On Wednesday this week, I shared my belief that paying reparations for slavery is a Christian mandate. Part of the reason I believe this is so, is because our national government has never enacted laws to be sure we paid back what we stole.
Last week I shared a book with you about how the north was also complicit in the evil of enslaving people. The use of chattel slavery was an American family affair, so to speak.
We’d like to think that when the Lincoln’s Emancipation Proclamation freed the enslaved people, and the end of the Civil War kept the Union in tact, the combination of these two things ensured a path to equality for everyone, regardless of skin color.
It was never that simple. In fact, the closer equality came to being a reality, the more white populations did to thwart the progress.
In recent years we’ve begun to learn the reality of what happened in the decades after the Civil War.
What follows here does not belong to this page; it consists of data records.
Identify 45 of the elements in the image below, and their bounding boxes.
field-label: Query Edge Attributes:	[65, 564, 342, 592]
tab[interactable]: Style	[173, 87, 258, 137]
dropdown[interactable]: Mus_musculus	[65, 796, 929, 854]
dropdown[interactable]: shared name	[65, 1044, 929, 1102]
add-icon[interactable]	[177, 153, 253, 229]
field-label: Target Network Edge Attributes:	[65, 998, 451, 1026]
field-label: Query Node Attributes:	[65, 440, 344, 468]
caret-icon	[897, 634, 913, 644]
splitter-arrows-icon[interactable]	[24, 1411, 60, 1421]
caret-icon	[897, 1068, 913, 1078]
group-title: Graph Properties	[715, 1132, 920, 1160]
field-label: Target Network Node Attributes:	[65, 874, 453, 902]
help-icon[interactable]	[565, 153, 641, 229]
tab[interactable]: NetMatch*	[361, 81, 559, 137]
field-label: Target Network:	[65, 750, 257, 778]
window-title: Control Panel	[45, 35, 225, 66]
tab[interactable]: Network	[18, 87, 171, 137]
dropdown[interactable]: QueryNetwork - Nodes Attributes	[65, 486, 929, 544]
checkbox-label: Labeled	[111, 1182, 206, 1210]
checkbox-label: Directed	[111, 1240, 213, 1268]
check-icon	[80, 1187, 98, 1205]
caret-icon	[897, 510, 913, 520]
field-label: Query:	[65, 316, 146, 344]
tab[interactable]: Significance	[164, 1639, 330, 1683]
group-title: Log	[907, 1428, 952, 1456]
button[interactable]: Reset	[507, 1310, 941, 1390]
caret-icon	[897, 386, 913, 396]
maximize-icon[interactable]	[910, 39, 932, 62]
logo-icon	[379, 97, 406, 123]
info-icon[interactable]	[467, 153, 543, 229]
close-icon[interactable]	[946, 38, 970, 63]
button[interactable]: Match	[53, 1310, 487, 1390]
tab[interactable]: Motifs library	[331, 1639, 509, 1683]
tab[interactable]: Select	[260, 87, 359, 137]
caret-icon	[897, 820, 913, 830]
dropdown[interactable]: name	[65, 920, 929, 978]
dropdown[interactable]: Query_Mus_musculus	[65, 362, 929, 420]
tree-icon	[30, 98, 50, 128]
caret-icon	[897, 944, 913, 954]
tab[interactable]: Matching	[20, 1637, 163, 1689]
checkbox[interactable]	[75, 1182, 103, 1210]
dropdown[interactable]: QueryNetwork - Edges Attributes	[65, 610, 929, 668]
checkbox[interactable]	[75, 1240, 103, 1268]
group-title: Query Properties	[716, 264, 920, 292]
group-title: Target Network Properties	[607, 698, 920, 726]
Likely you’ve heard of the Tulsa Race Massacre by now, when white mobs destroyed “Black Wall Street,” and killed at least 36, but likely anywhere from 100-300 black people. Things like this happened all over the country. As black populations began to grow, succeed, and thrive in communities around our nation, white populations did everything they could to counteract the progress. We threatened, beat, and murdered our way back to power. Such was the case in Wilmington, NC, decades before Tulsa.
I won’t sugar-coat it. From an emotional standpoint, Wilmington’s Lie is not an easy read. Introspection rarely is. When I put this book down I was a combination of sad and irate.
Consider this portion of a review by Eddie S. Glaude Jr.:
The details contained […] [in] the book are heart-wrenching. With economy and a cinematic touch, Zucchino recounts the brutal assault on black Wilmington. A town that once boasted the largest percentage of black residents of any large Southern city found itself in the midst of a systematic purge. Successful black men were targeted for banishment from the city, while black workers left all their possessions behind as they rushed to the swamps for safety. Over 60 people died. No one seemed to care. The governor of North Carolina cowered in the face of the violent rebellion, worried about his own life. President William McKinley turned a blind eye to the bloodshed. And Waddell was selected as mayor as the white supremacists forced the duly elected officials to resign.
In the aftermath of it all, the white community of Wilmington told itself a lie to justify the carnage, a lie that would be repeated so often that it stood in for the truth of what actually happened on Nov. 10.
It’s stories like this that remind me that reparations aren’t only addressing our country’s history of slavery, but also our pattern of holding back our black brothers and sisters. We not only refused to pay back what we owed, but we fought and killed to make sure that only white people remained in power.
I’m glad we’ve made progress here. We need to continue in that manner. Part of this means understanding and acknowledging the hard parts of our past. Acknowledging that we’ve wronged and then making amends is honorable.
Wilmington’s Lie won a Pulitzer Prize for General Nonfiction in 2021.
Makes me very sad when I think about what the black people have endured!